Нет-нет, в последний час — не до излишеств.

Вот. Я составил список вещей, которые всегда таскаю с собой: мобильник, кошелек, носовой платок, шариковая ручка, записная книжка размера «pocket», расческа и ввосьмеро сложенная газета — на всякий случай.

Я не всегда всем этим пользуюсь. Иногда мне никто не звонит. И я — никому. Иногда в кошельке нет ни черта, кроме мелочи и записки — напоминания о том, что мне сегодня надлежит сделать. Иногда мой нос, несмотря на свою затейливую форму, отменно дышит. Иногда на пожелание: «Запишите: в среду, в 13–00, в зале заседаний» — я согласно киваю головой и ничего не записываю. Я не хочу быть в среду, в 13–00, в зале заседаний. Иногда я причесываюсь только по возвращении домой. Знать, что у тебя есть расческа, и пользоваться ею — вовсе не одно и то же. Это не неряшливость. Это уверенность в завтрашнем дне. Это примерно как — если Эрмитаж под боком, чего ж, спрашивается, я именно сегодня этаким балбесом в него попрусь? Что за спешка! Его что, завтра эвакуируют?

Я уже не говорю о сложенной ввосьмеро газете!
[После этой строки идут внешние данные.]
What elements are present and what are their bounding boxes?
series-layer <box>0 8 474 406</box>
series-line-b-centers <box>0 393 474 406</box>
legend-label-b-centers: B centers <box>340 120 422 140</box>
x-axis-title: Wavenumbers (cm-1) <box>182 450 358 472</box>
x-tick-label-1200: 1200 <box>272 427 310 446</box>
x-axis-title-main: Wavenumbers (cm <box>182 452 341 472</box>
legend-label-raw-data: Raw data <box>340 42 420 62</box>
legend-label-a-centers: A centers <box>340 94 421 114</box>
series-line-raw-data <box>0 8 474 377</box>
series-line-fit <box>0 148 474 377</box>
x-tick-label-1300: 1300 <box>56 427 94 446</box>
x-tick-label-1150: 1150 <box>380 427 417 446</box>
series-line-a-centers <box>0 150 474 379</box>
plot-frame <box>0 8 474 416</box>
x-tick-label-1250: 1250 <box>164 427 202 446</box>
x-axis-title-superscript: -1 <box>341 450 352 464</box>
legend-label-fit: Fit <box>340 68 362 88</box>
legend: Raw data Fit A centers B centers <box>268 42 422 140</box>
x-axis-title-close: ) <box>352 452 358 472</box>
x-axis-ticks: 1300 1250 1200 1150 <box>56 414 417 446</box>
В городе она мне понадобилась лишь однажды. Стояла теплая, ветреная февральская ночь. Я возвращался пешком из роддома, куда отвез жену после ее синоптического сообщения: воды отошли. Прямо какая-то строка забытого скальда, предвестника «озерной школы»…

Я страшно разволновался.

В казенной ночнушке, с огромным животом, в рыбьем жире тусклого освещения, как, должно быть, выразился б Мандельштам… Бедная ты, бедная!.. Сдаю тебя, аки в арестантские роты…

В общем, на обратном пути я нырнул меж железных гаражей. Квартал, как на грех, в самом центре. От гаражей до исполкома — метров четыреста. Бездна поэзии: светит Луна; белеет мой зад, сидящий на корточках; газетный петит не читается…

Этот случай — редкий, но показательный — убеждает меня, что мой подбор предметов первой необходимости разумен.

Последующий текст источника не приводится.